Disturbi psichiatrici, omicidi e raptus: gli ultimi due casi di una lunga serie stanno già scomparendo dalle cronache, soppiantati dall’inflazione e dal corretto uso dell’articolo maschile. Eppure una riflessione sarebbe necessaria:
- Il servizio sanitario ha mezzi idonei e sufficienti per gestire persone con pregressi e/o conclamati problemi psichiatrici con aspetti aggressivi?
- La qualità della loro vita quotidiana dipende sostanzialmente dalla presenza e dai mezzi di famiglia e/o dei congiunti?
- Si considera seriamente il ruolo della solitudine del favorire decorsi infausti nel disturbo psichiatrico?
Se la prima risposta somiglia a un “no”, la seconda diventa un “sì”, e la terza un tragico NO. La psichiatria pubblica ha come azione principale (quando non anche unica) la terapia farmacologica, che certo, può ipoteticamente contenere l’aggressività, ma con notevoli effetti collaterali e nessuna vera garanzia, sia per i limiti intrinseci delle molecole stesse, sia per il rischio di assunzioni disordinate o interrotte, il che può talvolta anche favorire accessi violenti.

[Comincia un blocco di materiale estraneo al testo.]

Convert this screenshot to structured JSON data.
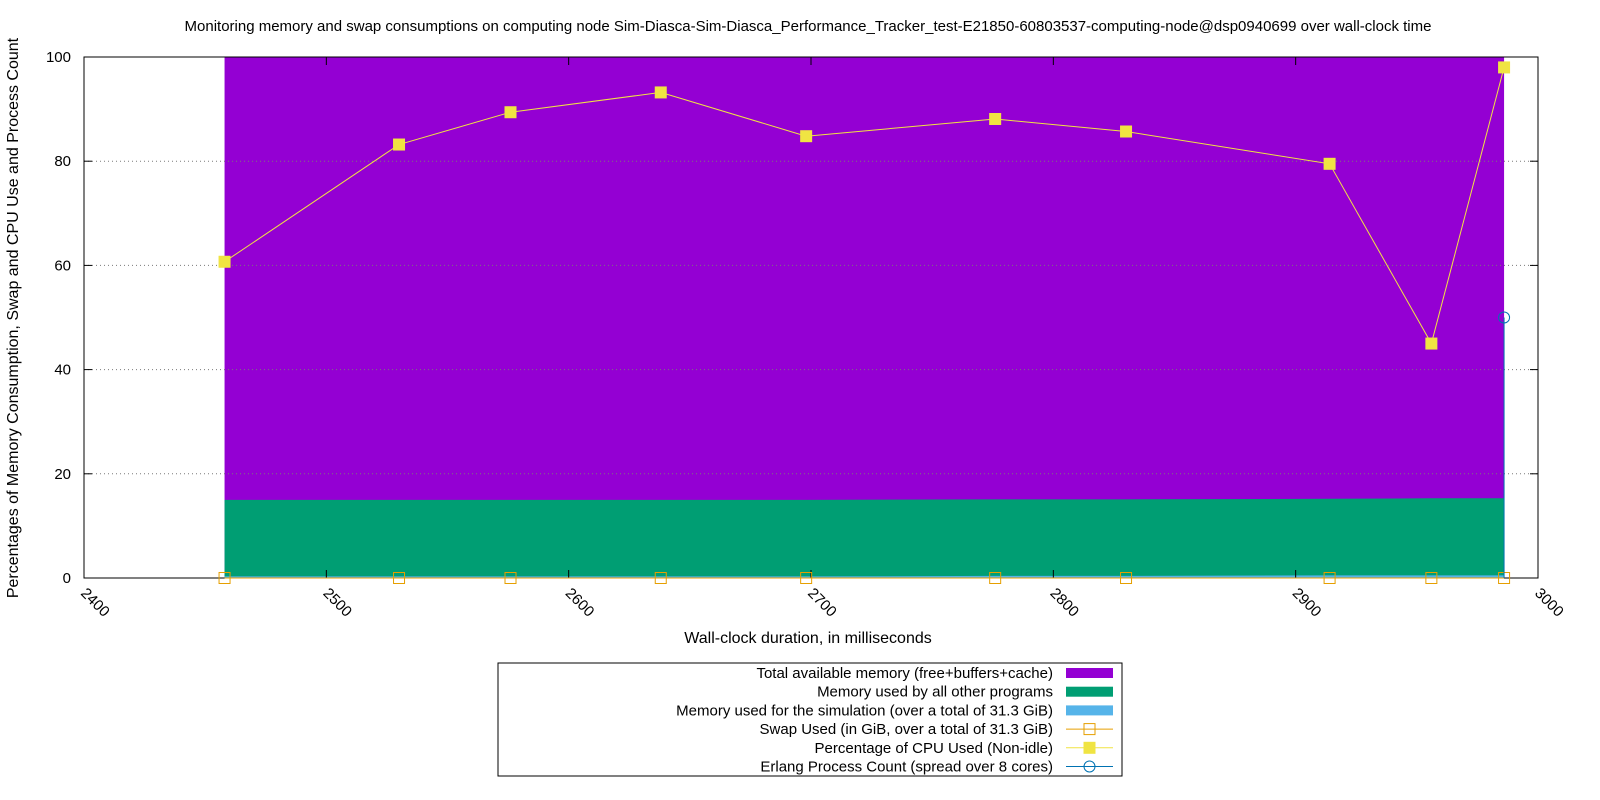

Cosa può fare, ad esempio, una coppia di genitori ultrasettantenni con una modesta pensione per gestire un figlio di 40, 50 anni con gravi disturbi psichici? E che cosa può una moglie con uno o due figli piccoli e un marito con simili problemi? Tanto, rispetto alle loro forze, ma terribilmente poco rispetto alla bisogna.
Questa è la solitudine dei numeri zero, degli ultimi. Queste persone sole, trattate con farmaci che assumono anche disordinatamente, rischiando scompensi e malattie, che vagano nel mondo come monadi agitate da tristezza, rabbia e disperazione.